L’inflation repart à la hausse en Thaïlande. En avril 2026, l’indice des prix à la consommation (CPI) a progressé de 2,89 % sur un an, son plus haut niveau depuis février 2023. En cause : la flambée des prix de l’énergie liée au conflit au Moyen-Orient, qui se répercute directement sur les transports et les biens de consommation.
Le Trade Policy and Strategy Office (TPSO) du ministère du Commerce a indiqué que l’indice s’établissait à 103,03 en avril. Nantapong Chiralerspong, directeur du TPSO, a expliqué que la fermeture prolongée du détroit d’Ormuz avait provoqué une envolée des prix du pétrole et des produits pétrochimiques, entraînant une hausse des tarifs des bus, des billets d’avion et des produits alimentaires.
Dans le détail, la catégorie « non-alimentaire » a bondi de 4,14 %, portée par les carburants, les loyers et les frais de transport. Les prix des aliments et boissons non alcoolisées ont progressé de 0,98 %, avec des hausses sensibles sur le riz blanc, les œufs, le poulet, les légumes frais et les plats préparés. L’inflation sous-jacente, qui exclut l’énergie et les produits frais, reste plus modérée à 0,83 %.
Les perspectives pour mai ne sont guère rassurantes : le TPSO prévoit une inflation de 3,06 %, toujours tirée par les coûts énergétiques et la répercussion des hausses de matières premières sur les prix finaux. Les repas simples, très populaires dans les cantines et marchés, pourraient grimper de 3 % dans le scénario optimiste, et jusqu’à 6 % si les prix du pétrole restent durablement élevés.
Les économistes s’inquiètent de cette accélération. Amonthep Chawla, de la CIMB Thai Bank, souligne que l’inflation d’avril est « anormalement élevée » et nécessite une surveillance mensuelle. Il alerte aussi sur le phénomène de shrinkflation : des produits vendus au même prix, mais en quantités réduites, une manière pour les entreprises d’absorber la hausse des coûts sans afficher de hausse directe. C’est une manière très utilisée pour flouer le consommateur.
Les grandes compagnies de transport et de distribution commencent à signaler des ajustements de prix. Les billets d’avion, les bus longue distance et les produits de grande consommation, comme le savon ou les boissons sont concernés. Les ménages ressentent déjà la pression sur leur pouvoir d’achat.
Le gouvernement tente de limiter la casse.

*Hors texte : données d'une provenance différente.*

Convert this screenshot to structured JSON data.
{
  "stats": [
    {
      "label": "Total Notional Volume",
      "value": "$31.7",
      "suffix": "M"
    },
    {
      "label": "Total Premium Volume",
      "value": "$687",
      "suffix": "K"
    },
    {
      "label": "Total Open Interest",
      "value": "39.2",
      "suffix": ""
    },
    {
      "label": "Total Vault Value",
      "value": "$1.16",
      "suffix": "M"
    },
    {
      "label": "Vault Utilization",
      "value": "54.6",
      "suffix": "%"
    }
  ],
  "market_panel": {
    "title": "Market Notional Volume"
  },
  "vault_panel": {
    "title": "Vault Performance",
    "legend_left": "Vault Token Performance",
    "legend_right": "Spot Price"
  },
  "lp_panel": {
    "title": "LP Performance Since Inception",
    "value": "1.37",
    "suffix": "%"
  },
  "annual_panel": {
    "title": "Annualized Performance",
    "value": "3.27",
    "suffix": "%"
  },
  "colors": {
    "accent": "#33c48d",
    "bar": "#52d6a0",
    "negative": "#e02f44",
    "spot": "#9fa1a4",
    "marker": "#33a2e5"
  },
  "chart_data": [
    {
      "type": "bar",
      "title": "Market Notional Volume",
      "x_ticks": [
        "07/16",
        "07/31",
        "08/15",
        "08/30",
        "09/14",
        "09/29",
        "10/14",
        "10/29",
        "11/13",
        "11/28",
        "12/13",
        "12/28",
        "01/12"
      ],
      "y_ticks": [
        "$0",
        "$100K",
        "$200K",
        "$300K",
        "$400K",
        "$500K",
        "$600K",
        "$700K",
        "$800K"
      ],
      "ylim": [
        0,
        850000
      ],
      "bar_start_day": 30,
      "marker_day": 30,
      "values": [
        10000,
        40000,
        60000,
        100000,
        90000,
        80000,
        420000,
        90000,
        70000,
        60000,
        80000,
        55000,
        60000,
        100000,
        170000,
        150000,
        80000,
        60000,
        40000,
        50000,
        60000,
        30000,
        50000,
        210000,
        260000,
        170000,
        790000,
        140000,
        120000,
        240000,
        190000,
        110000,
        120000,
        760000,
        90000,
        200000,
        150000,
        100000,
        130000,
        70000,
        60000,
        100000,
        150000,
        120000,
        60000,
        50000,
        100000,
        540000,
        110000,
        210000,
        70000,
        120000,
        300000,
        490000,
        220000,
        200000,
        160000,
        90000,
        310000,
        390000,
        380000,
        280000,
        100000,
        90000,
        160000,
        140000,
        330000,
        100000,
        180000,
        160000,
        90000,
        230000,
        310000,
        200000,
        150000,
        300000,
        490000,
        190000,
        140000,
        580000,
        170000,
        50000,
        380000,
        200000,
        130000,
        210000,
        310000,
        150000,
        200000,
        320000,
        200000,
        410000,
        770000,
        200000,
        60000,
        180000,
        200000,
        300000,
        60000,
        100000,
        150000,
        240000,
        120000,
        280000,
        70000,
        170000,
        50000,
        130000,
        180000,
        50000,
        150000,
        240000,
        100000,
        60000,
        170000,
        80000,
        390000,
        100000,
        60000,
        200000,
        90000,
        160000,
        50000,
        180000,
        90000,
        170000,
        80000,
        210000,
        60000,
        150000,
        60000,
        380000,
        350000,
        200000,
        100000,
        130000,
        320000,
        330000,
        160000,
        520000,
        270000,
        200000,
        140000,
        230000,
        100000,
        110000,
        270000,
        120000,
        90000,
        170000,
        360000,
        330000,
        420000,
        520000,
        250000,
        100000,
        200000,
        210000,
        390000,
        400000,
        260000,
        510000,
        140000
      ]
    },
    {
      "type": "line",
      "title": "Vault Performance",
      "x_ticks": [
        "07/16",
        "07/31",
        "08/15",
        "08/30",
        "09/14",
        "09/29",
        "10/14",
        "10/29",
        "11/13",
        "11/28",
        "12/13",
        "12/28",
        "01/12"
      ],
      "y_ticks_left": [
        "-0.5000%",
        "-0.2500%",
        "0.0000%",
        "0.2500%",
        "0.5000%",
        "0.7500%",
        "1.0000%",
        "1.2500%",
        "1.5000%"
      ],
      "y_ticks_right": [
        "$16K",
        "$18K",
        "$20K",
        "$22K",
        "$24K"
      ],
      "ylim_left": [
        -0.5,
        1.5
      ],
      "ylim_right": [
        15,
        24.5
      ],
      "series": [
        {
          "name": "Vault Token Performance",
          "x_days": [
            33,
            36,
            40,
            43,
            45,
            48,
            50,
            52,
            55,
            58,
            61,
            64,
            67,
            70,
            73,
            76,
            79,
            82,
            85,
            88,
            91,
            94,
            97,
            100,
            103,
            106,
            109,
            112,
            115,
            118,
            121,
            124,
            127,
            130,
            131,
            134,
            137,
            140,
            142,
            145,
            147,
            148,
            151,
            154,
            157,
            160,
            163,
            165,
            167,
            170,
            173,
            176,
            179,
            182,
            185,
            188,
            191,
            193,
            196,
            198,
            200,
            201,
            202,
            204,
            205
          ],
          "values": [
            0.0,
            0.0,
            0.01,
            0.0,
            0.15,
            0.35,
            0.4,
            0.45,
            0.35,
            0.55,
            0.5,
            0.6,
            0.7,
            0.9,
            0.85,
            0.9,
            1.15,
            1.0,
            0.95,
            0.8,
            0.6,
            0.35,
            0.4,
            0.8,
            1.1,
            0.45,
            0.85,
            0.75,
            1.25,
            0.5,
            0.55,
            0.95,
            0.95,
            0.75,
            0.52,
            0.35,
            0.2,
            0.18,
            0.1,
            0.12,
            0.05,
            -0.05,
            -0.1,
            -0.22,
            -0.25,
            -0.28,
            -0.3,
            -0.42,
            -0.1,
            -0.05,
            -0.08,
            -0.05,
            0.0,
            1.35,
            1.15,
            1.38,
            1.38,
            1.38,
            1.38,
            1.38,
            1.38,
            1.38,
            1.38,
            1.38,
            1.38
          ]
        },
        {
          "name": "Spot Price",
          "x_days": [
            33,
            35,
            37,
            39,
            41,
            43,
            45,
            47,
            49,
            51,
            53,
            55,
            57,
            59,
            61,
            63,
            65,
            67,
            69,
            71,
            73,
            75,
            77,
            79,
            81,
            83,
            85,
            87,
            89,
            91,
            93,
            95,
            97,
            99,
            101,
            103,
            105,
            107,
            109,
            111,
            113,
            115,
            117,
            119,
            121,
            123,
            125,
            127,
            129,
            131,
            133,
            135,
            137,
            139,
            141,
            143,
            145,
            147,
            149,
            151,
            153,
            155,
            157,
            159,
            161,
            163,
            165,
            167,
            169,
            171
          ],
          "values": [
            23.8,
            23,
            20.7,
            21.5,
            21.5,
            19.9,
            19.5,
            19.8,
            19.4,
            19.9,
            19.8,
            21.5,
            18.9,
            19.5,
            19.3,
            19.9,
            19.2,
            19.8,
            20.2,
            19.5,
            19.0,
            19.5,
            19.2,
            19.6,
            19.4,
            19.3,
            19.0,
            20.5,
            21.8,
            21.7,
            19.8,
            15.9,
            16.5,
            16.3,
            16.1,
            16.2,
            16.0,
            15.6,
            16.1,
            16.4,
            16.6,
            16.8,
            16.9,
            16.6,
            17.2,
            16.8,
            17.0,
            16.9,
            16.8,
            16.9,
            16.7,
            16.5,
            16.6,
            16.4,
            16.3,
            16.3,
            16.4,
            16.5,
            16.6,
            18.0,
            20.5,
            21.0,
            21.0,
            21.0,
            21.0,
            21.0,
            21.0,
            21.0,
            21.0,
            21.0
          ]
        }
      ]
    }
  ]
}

Le projet Thai Helps Thai vise à réduire les charges des ménages, tandis que les tarifs de l’électricité ont été plafonnés pour les 200 premiers kilowattheures. Une restructuration des prix de l’énergie est prévue en juin pour contenir la facture.
Les prévisions du TPSO oscillent entre deux scénarios : une inflation annuelle de 1,5 à 2,5 % si les prix du pétrole se stabilisent rapidement, ou de 2,5 à 3,5 % si la flambée dure plus longtemps. Dans le pire des cas, l’inflation pourrait ponctuellement atteindre 4 à 5 % cette année.
Pour mémoire, une inflation largement supérieure à la croissance mène à la stagflation.
Pour Burin Adulwattana, du Kasikorn Research Centre, la situation reste préoccupante, mais pas dramatique : « Nous ne sommes pas au niveau de crise observé ailleurs, comme en Europe lors de la guerre en Ukraine, où l’inflation avait dépassé 6 %. »
La Thaïlande doit donc composer avec une inflation importée, largement dictée par les tensions géopolitiques. Si la hausse des prix pèse sur les ménages, elle ne traduit pas une surchauffe interne de l’économie. Reste à savoir si les mesures de soutien suffiront à préserver la confiance des consommateurs et à éviter que la hausse des coûts ne s’installe durablement.